I toss off the first thing that floats up from my subconscious, not fully thinking it through.
“That sounds like something that you should be talking to a therapist about.”
Hades lunges toward me, a deep growl barreling from his throat.
“I could fucking kill ye. Ye know that?” He corners me, moving so fast that I don’t have time to escape.
“Yer lucky that I need a forger still. Because otherwise…” He steps so close; he’s almost pressed against me.
Not touching, but almost. “I might like to find out just how sweet yer last gasp sounds while I slowly choke ye to death.”
I swallow and look up into his face. Without a doubt, there is little to read there but violence and mayhem and a twisted sort of beauty. I tremble.
He’s a hair away from wrapping his fingers around my little neck and squeezing, I can tell. I suck in a breath, wishing away the tears that threaten to break free.
Hades grabs me then, making me cry out. He turns me around, crushing me against the wall briefly. He pulls my hands behind my back and a tear breaks loose, rolling down my cheek.
He manhandles me, roughly pulling me away from the wall and pushing me back to the kitchen. Then suddenly, he lets me go.
I gasp, whirling around and backing away. He clenches his fists, as though I’m too caustic to even touch with his bare hands.
Hades raises one finger, commanding me. “Wise men know that patience is a virtue, Persephone. Dinnae forget it. Ye’ll be paid handsomely for the whole time ye are with me, so bide yer time.”
I raise my hand to my cheek, trying to remain unemotional. “There are people that will miss me, you know. I’ll be national news before you know it.”
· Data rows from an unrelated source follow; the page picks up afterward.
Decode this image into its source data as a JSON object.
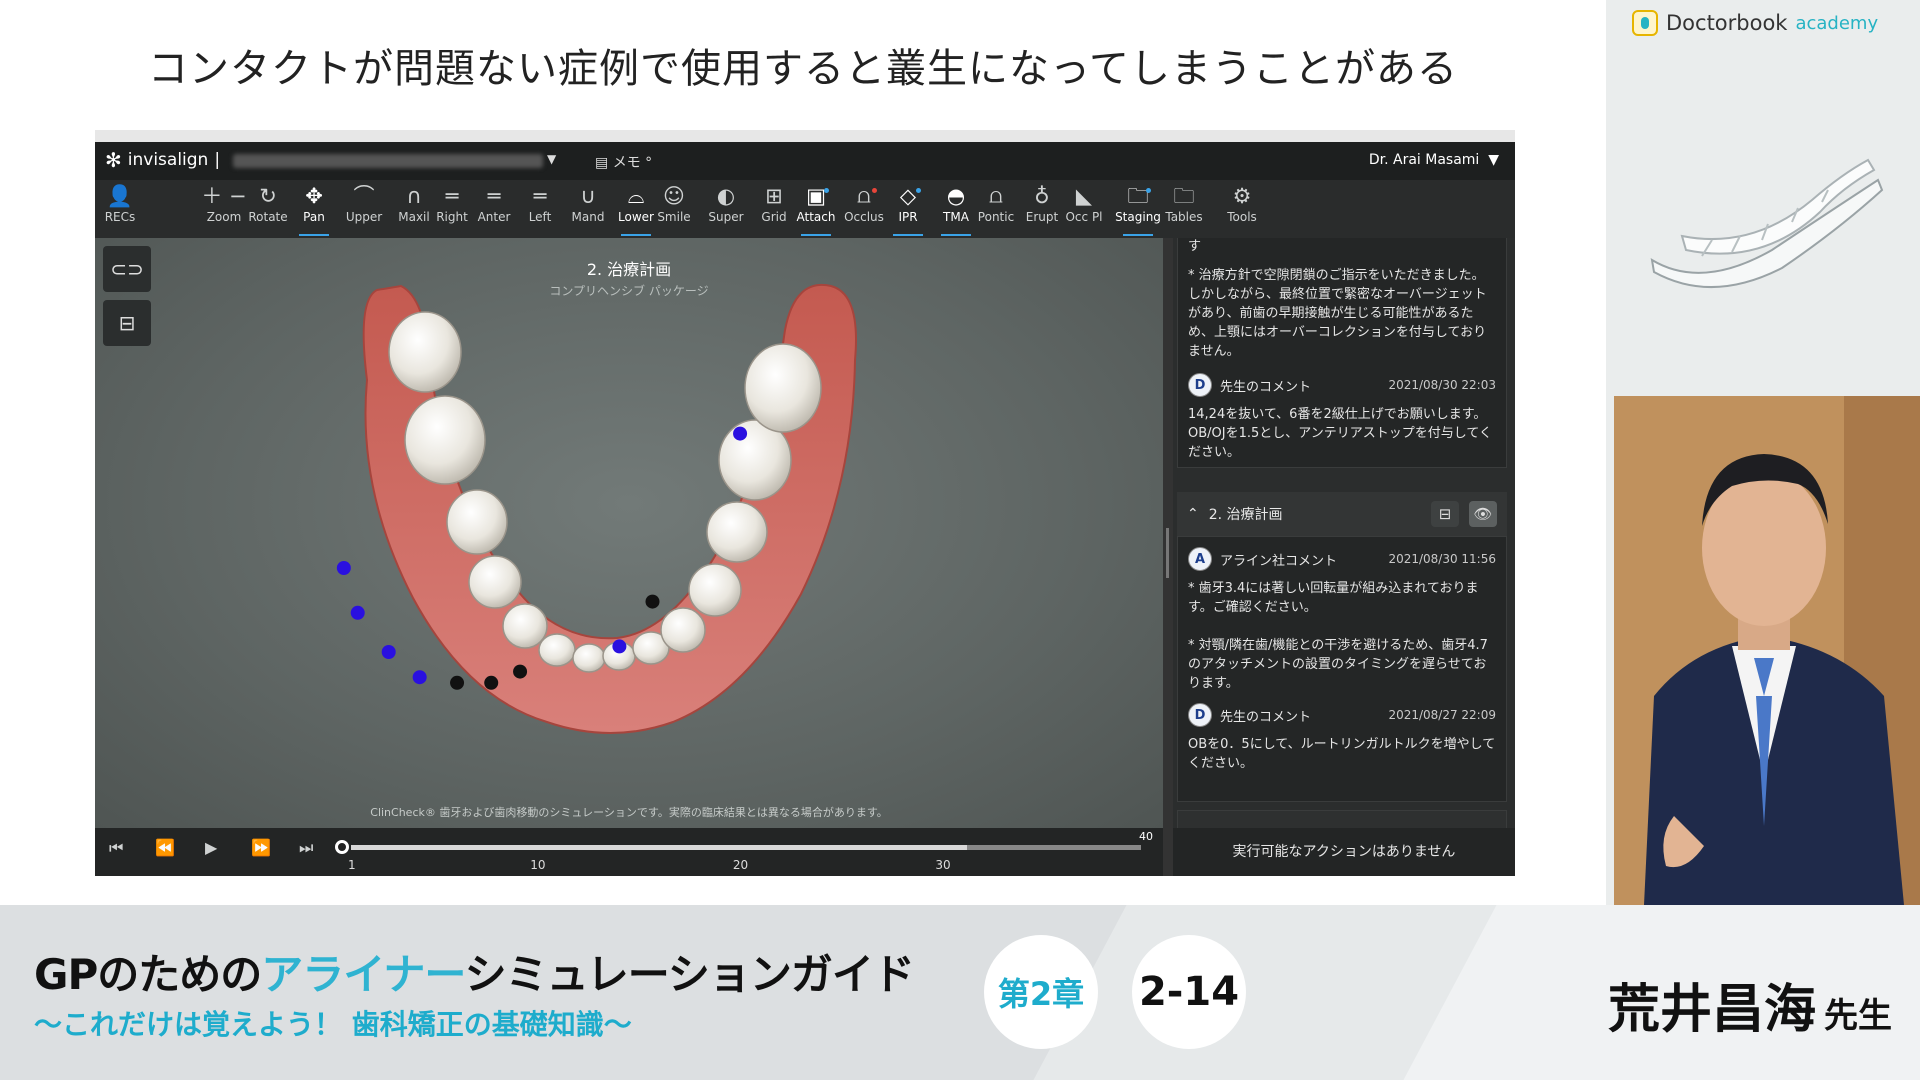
{
  "slide": {
    "headline": "コンタクトが問題ない症例で使用すると叢生になってしまうことがある"
  },
  "app": {
    "name": "invisalign",
    "memo_label": "メモ",
    "doctor": "Dr. Arai Masami",
    "toolbar": [
      {
        "id": "recs",
        "label": "RECs",
        "icon": "👤"
      },
      {
        "id": "zoom",
        "label": "Zoom",
        "icon": "＋ −"
      },
      {
        "id": "rotate",
        "label": "Rotate",
        "icon": "↻"
      },
      {
        "id": "pan",
        "label": "Pan",
        "icon": "✥",
        "active": true
      },
      {
        "id": "upper",
        "label": "Upper",
        "icon": "⌒"
      },
      {
        "id": "maxil",
        "label": "Maxil",
        "icon": "∩"
      },
      {
        "id": "right",
        "label": "Right",
        "icon": "═"
      },
      {
        "id": "anter",
        "label": "Anter",
        "icon": "═"
      },
      {
        "id": "left",
        "label": "Left",
        "icon": "═"
      },
      {
        "id": "mand",
        "label": "Mand",
        "icon": "∪"
      },
      {
        "id": "lower",
        "label": "Lower",
        "icon": "⌓",
        "active": true
      },
      {
        "id": "smile",
        "label": "Smile",
        "icon": "☺"
      },
      {
        "id": "super",
        "label": "Super",
        "icon": "◐"
      },
      {
        "id": "grid",
        "label": "Grid",
        "icon": "⊞"
      },
      {
        "id": "attach",
        "label": "Attach",
        "icon": "▣",
        "active": true,
        "dot": "blue"
      },
      {
        "id": "occlus",
        "label": "Occlus",
        "icon": "⩍",
        "dot": "red"
      },
      {
        "id": "ipr",
        "label": "IPR",
        "icon": "◇",
        "active": true,
        "dot": "blue"
      },
      {
        "id": "tma",
        "label": "TMA",
        "icon": "◓",
        "active": true
      },
      {
        "id": "pontic",
        "label": "Pontic",
        "icon": "⩍"
      },
      {
        "id": "erupt",
        "label": "Erupt",
        "icon": "♁"
      },
      {
        "id": "occpl",
        "label": "Occ Pl",
        "icon": "◣"
      },
      {
        "id": "staging",
        "label": "Staging",
        "icon": "🗀",
        "active": true,
        "dot": "blue"
      },
      {
        "id": "tables",
        "label": "Tables",
        "icon": "🗀"
      },
      {
        "id": "tools",
        "label": "Tools",
        "icon": "⚙"
      }
    ],
    "viewport": {
      "title": "2. 治療計画",
      "subtitle": "コンプリヘンシブ パッケージ",
      "disclaimer": "ClinCheck® 歯牙および歯肉移動のシミュレーションです。実際の臨床結果とは異なる場合があります。"
    },
    "timeline": {
      "ticks": [
        "1",
        "10",
        "20",
        "30"
      ],
      "max_label": "40",
      "current_stage": 1,
      "max_stage": 40,
      "progress": 0.78
    },
    "panel": {
      "partial_top": "す",
      "note1": "* 治療方針で空隙閉鎖のご指示をいただきました。しかしながら、最終位置で緊密なオーバージェットがあり、前歯の早期接触が生じる可能性があるため、上顎にはオーバーコレクションを付与しておりません。",
      "c1_avatar": "D",
      "c1_author": "先生のコメント",
      "c1_date": "2021/08/30 22:03",
      "c1_text": "14,24を抜いて、6番を2級仕上げでお願いします。OB/OJを1.5とし、アンテリアストップを付与してください。",
      "section_title": "2. 治療計画",
      "c2_avatar": "A",
      "c2_author": "アライン社コメント",
      "c2_date": "2021/08/30 11:56",
      "c2_text1": "* 歯牙3.4には著しい回転量が組み込まれております。ご確認ください。",
      "c2_text2": "* 対顎/隣在歯/機能との干渉を避けるため、歯牙4.7のアタッチメントの設置のタイミングを遅らせております。",
      "c3_avatar": "D",
      "c3_author": "先生のコメント",
      "c3_date": "2021/08/27 22:09",
      "c3_text": "OBを0．5にして、ルートリンガルトルクを増やしてください。",
      "footer": "実行可能なアクションはありません"
    }
  },
  "brand": {
    "name": "Doctorbook",
    "suffix": "academy"
  },
  "lower_third": {
    "title_pre": "GPのための",
    "title_hl": "アライナー",
    "title_post": "シミュレーションガイド",
    "subtitle": "〜これだけは覚えよう！ 歯科矯正の基礎知識〜",
    "chapter": "第2章",
    "number": "2-14",
    "presenter_name": "荒井昌海",
    "presenter_suffix": "先生"
  },
  "colors": {
    "accent": "#2fb3d1",
    "attachment_marker": "#2a10e0",
    "ipr_marker": "#111111",
    "gum": "#c9645a"
  },
  "markers": {
    "attachments": [
      [
        0.604,
        0.31
      ],
      [
        0.233,
        0.55
      ],
      [
        0.246,
        0.63
      ],
      [
        0.275,
        0.7
      ],
      [
        0.304,
        0.745
      ],
      [
        0.491,
        0.69
      ]
    ],
    "ipr": [
      [
        0.522,
        0.61
      ],
      [
        0.339,
        0.755
      ],
      [
        0.371,
        0.755
      ],
      [
        0.398,
        0.735
      ]
    ]
  }
}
His lips twitch with a dark humor. “I highly doubt that anyone even knows yer name, Persephone. Much less likely is that someone can be arsed to report ye missing.”
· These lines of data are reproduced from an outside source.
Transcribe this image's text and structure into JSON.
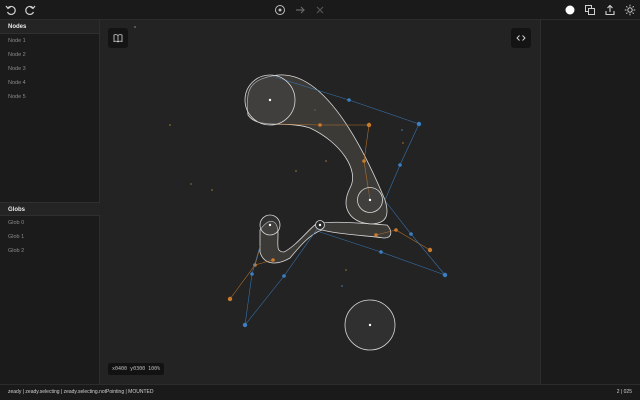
{
  "toolbar": {
    "left_icons": [
      "undo-icon",
      "redo-icon"
    ],
    "center_icons": [
      "target-icon",
      "arrow-right-icon",
      "close-icon"
    ],
    "right_icons": [
      "theme-dot-icon",
      "copy-icon",
      "share-icon",
      "sun-icon"
    ]
  },
  "nodes": {
    "header": "Nodes",
    "items": [
      "Node 1",
      "Node 2",
      "Node 3",
      "Node 4",
      "Node 5"
    ]
  },
  "globs": {
    "header": "Globs",
    "items": [
      "Glob 0",
      "Glob 1",
      "Glob 2"
    ]
  },
  "canvas": {
    "book_icon": "book-icon",
    "code_icon": "code-icon",
    "coords": "x0400 y0300 100%"
  },
  "status": {
    "left": "zeady | zeady.selecting | zeady.selecting.notPointing | MOUNTED",
    "right": "2 | 025"
  },
  "colors": {
    "accent_orange": "#c97a2a",
    "accent_blue": "#3a7fc4",
    "glob_fill": "#5a5650",
    "node_stroke": "#d8d8d8"
  }
}
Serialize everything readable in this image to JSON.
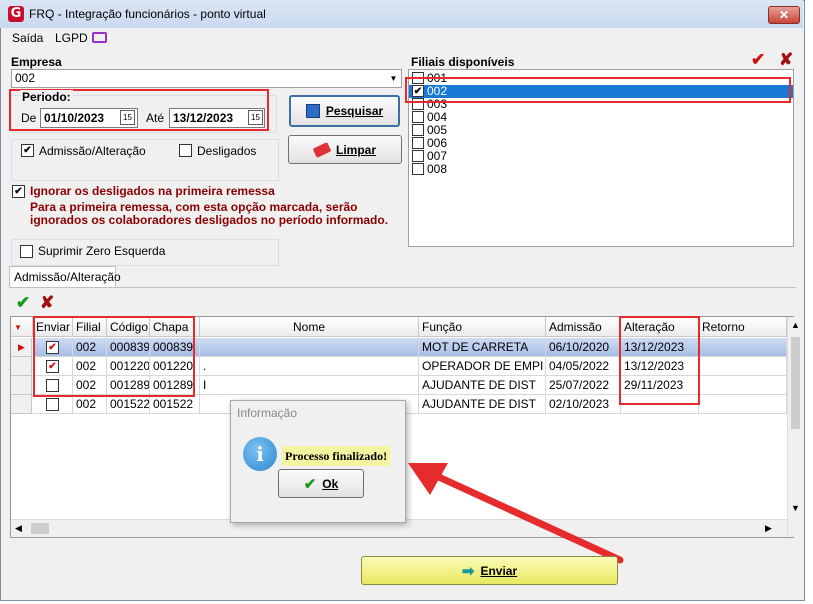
{
  "window": {
    "title": "FRQ - Integração funcionários - ponto virtual",
    "close_label": "✕"
  },
  "menu": {
    "items": [
      "Saída",
      "LGPD"
    ]
  },
  "empresa": {
    "label": "Empresa",
    "value": "002"
  },
  "periodo": {
    "label": "Periodo:",
    "de_label": "De",
    "de_value": "01/10/2023",
    "ate_label": "Até",
    "ate_value": "13/12/2023",
    "cal_label": "15"
  },
  "buttons": {
    "pesquisar": "Pesquisar",
    "limpar": "Limpar",
    "enviar": "Enviar",
    "ok": "Ok"
  },
  "options": {
    "admissao": {
      "label": "Admissão/Alteração",
      "checked": true
    },
    "desligados": {
      "label": "Desligados",
      "checked": false
    },
    "ignorar": {
      "label": "Ignorar os desligados na primeira remessa",
      "checked": true
    },
    "ignorar_note_1": "Para a primeira remessa, com esta opção marcada, serão",
    "ignorar_note_2": "ignorados os colaboradores desligados no período informado.",
    "suprimir": {
      "label": "Suprimir Zero Esquerda",
      "checked": false
    }
  },
  "filiais": {
    "label": "Filiais disponíveis",
    "items": [
      {
        "code": "001",
        "checked": false,
        "selected": false
      },
      {
        "code": "002",
        "checked": true,
        "selected": true
      },
      {
        "code": "003",
        "checked": false,
        "selected": false
      },
      {
        "code": "004",
        "checked": false,
        "selected": false
      },
      {
        "code": "005",
        "checked": false,
        "selected": false
      },
      {
        "code": "006",
        "checked": false,
        "selected": false
      },
      {
        "code": "007",
        "checked": false,
        "selected": false
      },
      {
        "code": "008",
        "checked": false,
        "selected": false
      }
    ]
  },
  "tab": {
    "label": "Admissão/Alteração"
  },
  "grid": {
    "columns": [
      "Enviar",
      "Filial",
      "Código",
      "Chapa",
      "Nome",
      "Função",
      "Admissão",
      "Alteração",
      "Retorno"
    ],
    "rows": [
      {
        "enviar": true,
        "filial": "002",
        "codigo": "000839",
        "chapa": "000839",
        "nome": "",
        "funcao": "MOT DE CARRETA",
        "admissao": "06/10/2020",
        "alteracao": "13/12/2023",
        "retorno": ""
      },
      {
        "enviar": true,
        "filial": "002",
        "codigo": "001220",
        "chapa": "001220",
        "nome": ".",
        "funcao": "OPERADOR DE EMPI",
        "admissao": "04/05/2022",
        "alteracao": "13/12/2023",
        "retorno": ""
      },
      {
        "enviar": false,
        "filial": "002",
        "codigo": "001289",
        "chapa": "001289",
        "nome": "I",
        "funcao": "AJUDANTE DE DIST",
        "admissao": "25/07/2022",
        "alteracao": "29/11/2023",
        "retorno": ""
      },
      {
        "enviar": false,
        "filial": "002",
        "codigo": "001522",
        "chapa": "001522",
        "nome": "",
        "funcao": "AJUDANTE DE DIST",
        "admissao": "02/10/2023",
        "alteracao": "",
        "retorno": ""
      }
    ]
  },
  "dialog": {
    "title": "Informação",
    "message": "Processo finalizado!",
    "icon": "info-icon"
  },
  "colors": {
    "accent_red": "#e52b2b",
    "selection_blue": "#1a78d6",
    "enviar_yellow": "#f0f07a"
  }
}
Another tear falls. I dash it away too. “You keep acting like I’ve agreed to this. I haven’t, Hades! You kidnapped me! I’m not going to do anything for you unless you let me leave!”
Another flare of anger crosses his sullen expression. “I dinnae care about yer feelings, lass. I could literally give a fuck about yer opinions. And ye leave when I tell ye to, not a second fucking before that.”
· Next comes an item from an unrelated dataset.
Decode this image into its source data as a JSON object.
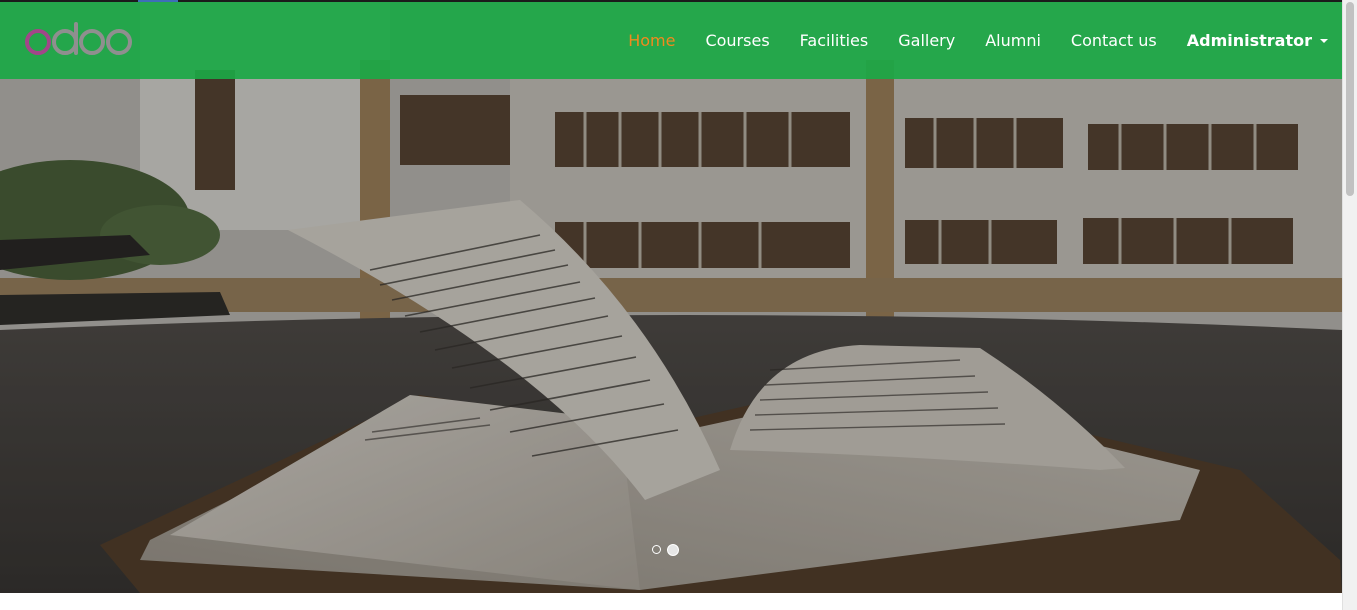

I’m going to burst into tears. I can feel the anger, frustration and sadness welling up inside me, pressing to be let out, smothering me. The last thing I want is to cry in front of this… this monster.
So, I turn around, running toward the relatively safety of the bedroom I woke up in. Half expecting him to chase me.
To continue to terrorize me.
But he doesn’t. He just stands there, watching me climb the stairs, my tears beginning to fall.